Écrire sur les affres, monstruosités et barbaries de la guerre demeure un exercice périlleux pour tout écrivain ou plumitif. La violence réelle de conflits sociopolitiques a connu maintes interprétations, notamment pour les arts de la scène. Si Jeroen Brouwers puise son inspiration dans les souvenirs de son passé malaisé, sa puissance littéraire transcende toute tentation de se complaire dans l’anecdote autobiographique.
Pendant près de deux heures sans entracte, l’histoire plonge dans les entrailles de la Seconde Guerre mondiale, alors que les autorités japonaises des Indes néerlandaises pousseront l’odieux jusqu’à interner les citoyens européens. En 1943, l’auteur, âgé de trois ans à ce moment-là, fut enfermé avec sa sœur, sa mère et sa grand-mère dans un camp pour femmes sur un territoire qui fait partie aujourd’hui de Jakarta. Plusieurs décennies plus tard, il revient sur ces événements marquants. Ses relations personnelles, surtout sur le plan sentimental, seront affectées par ces années de souffrance et de conflits marqués par la perte de sa mère.
Dès les premières minutes de la représentation, ce sont les phrases traduites en français par Patrick Grilli qui attirent l’intérêt d’un public recueilli lors de la première médiatique de cette pièce déjà venue ici à Montréal lors du Festival TransAmériques en 2007. Par moment, nous croirions entendre une mouche voler. La langue se révèle d’une précision redoutable pour faire ressentir tous les états d’âme d’un homme marqué au fer rouge par les traumatismes de son enfance. Tombant rarement dans le voyeurisme ou le pathétisme larmoyant, le verbe trace une ligne fine sur une existence qui se déploie entre l’intime et le social. Pour les lecteurs familiers avec l’univers de Marguerite Duras, il est possible de voir une certaine parenté avec son magistral texte La douleur par le dépouillement des mots pour extérioriser l’abominable survie après une catastrophe (d’autant plus que le metteur en scène a travaillé sur certaines de ses œuvres). Ou encore de la première phrase du remarquable L’étranger d’Albert Camus («Aujourd'hui, maman est morte») lorsqu’il témoigne du décès de la sienne. La résilience peine donc à s’affranchir des stigmates qui s’immiscent peu à peu dans les pores de sa peau.

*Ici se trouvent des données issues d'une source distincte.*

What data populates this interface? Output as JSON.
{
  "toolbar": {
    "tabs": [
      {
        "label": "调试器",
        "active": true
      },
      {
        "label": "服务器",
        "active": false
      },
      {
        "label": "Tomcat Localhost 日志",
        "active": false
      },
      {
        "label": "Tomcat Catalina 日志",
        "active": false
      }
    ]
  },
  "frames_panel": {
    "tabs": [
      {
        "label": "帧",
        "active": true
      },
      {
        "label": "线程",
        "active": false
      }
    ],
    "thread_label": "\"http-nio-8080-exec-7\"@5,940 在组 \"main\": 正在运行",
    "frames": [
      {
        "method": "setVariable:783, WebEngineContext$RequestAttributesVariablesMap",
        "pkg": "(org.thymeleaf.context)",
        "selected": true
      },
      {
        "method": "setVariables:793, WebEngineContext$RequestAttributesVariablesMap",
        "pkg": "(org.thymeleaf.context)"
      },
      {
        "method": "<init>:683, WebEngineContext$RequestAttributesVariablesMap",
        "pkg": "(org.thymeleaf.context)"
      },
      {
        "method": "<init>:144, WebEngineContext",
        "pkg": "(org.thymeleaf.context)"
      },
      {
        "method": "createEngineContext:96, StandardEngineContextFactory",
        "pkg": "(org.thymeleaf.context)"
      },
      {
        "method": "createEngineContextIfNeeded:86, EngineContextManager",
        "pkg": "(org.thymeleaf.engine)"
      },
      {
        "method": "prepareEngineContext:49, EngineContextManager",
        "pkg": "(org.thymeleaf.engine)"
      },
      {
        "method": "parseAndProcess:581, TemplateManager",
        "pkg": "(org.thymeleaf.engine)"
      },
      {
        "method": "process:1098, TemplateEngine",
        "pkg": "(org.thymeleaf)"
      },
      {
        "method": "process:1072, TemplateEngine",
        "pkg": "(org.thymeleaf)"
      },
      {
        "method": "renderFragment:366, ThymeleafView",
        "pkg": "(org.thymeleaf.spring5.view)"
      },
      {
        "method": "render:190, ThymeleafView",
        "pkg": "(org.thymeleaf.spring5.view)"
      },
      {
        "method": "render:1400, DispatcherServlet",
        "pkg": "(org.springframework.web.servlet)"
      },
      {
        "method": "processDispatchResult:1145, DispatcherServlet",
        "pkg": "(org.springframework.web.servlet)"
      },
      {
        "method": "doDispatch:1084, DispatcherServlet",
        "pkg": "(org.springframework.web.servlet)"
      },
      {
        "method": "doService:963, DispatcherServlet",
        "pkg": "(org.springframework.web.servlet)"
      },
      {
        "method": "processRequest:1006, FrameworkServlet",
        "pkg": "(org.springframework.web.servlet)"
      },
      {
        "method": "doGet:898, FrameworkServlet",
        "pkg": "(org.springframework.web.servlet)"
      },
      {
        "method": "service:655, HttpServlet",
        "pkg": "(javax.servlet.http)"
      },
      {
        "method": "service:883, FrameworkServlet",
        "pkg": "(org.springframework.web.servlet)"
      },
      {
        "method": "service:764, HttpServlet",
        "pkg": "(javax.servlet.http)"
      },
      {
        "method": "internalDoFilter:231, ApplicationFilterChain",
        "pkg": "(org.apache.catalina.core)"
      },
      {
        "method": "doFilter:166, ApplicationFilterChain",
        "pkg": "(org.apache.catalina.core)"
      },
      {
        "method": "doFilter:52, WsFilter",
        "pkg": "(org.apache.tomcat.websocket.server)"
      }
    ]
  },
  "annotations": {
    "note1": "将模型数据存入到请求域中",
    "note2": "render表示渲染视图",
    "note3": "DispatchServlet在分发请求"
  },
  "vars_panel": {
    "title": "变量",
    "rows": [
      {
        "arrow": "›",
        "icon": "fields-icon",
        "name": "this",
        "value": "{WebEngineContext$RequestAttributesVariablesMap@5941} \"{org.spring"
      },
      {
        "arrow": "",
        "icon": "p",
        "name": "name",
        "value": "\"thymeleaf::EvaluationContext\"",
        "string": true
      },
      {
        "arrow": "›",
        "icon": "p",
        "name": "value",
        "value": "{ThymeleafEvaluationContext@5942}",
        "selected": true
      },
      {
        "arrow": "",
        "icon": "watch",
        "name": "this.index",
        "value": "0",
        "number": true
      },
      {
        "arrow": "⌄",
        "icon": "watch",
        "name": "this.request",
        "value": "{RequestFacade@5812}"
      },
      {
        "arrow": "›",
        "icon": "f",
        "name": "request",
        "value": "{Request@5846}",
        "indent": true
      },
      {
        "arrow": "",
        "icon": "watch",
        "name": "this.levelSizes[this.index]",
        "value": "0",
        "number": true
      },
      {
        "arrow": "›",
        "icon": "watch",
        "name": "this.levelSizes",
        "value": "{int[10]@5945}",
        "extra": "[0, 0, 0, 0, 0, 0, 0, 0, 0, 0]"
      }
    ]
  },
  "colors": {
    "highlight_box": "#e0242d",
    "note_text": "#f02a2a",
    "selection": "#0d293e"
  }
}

Malgré la contribution de l’approche multimédia pertinente du metteur en scène, la prestation animée, habitée et palpable de l’acteur Dirk Roofthooft donne une ampleur vibrante et poignante au propos. Grave et profonde, sa voix insuffle à chacune des répliques les intonations voulues par le récit. Sans atténuer l’importance des autres aspects scénographique, c’est d’abord la portée du monologue qui contribue à rendre ce spectacle émouvant qui marque les esprits.
Les images projetées sur l’écran en fond de scène, comme les très jolies gouttes de pluie, ajoutent une intéressante dimension visuelle aux péripéties du narrateur sans accaparer l’attention des spectateurs. Les extraits musicaux demeurent toujours appropriés tout en constituant de jolies trouvailles pour les oreilles, comme le Pie Jesu présent dans le Requiem de Duruflé, Sonatas and Interludes for prepared piano de John Cage, Blues for Mama de J.J. Cale. Ils symbolisent ces confrontations zigzagantes entre la vie, la mort, le deuil et l’amour tant espéré qui ne se matérialise pas.
La seule réserve concerne le passage de quelques minutes où le personnage raconte une aventure érotique avec une conquête. Les mains dans son pantalon, il simule la masturbation. Sans être choquant ou racoleur, ce moment détonne avec le reste de la production qui réussit brillamment à faire ressentir les émotions fortes de manière allégorique sans chercher à reproduire explicitement les intentions derrière les mots du texte.
Désir de confronter son présent à ses tragédies antérieures, de conjurer le mauvais sort et de marteler la terrible et fondamentale nécessité de l’écriture pour enrayer le mal de vivre, la pièce Rouge décanté constitue un hymne rédempteur sur une vie qui passe comme un fil ténu entre la violence, la solitude et l’espoir.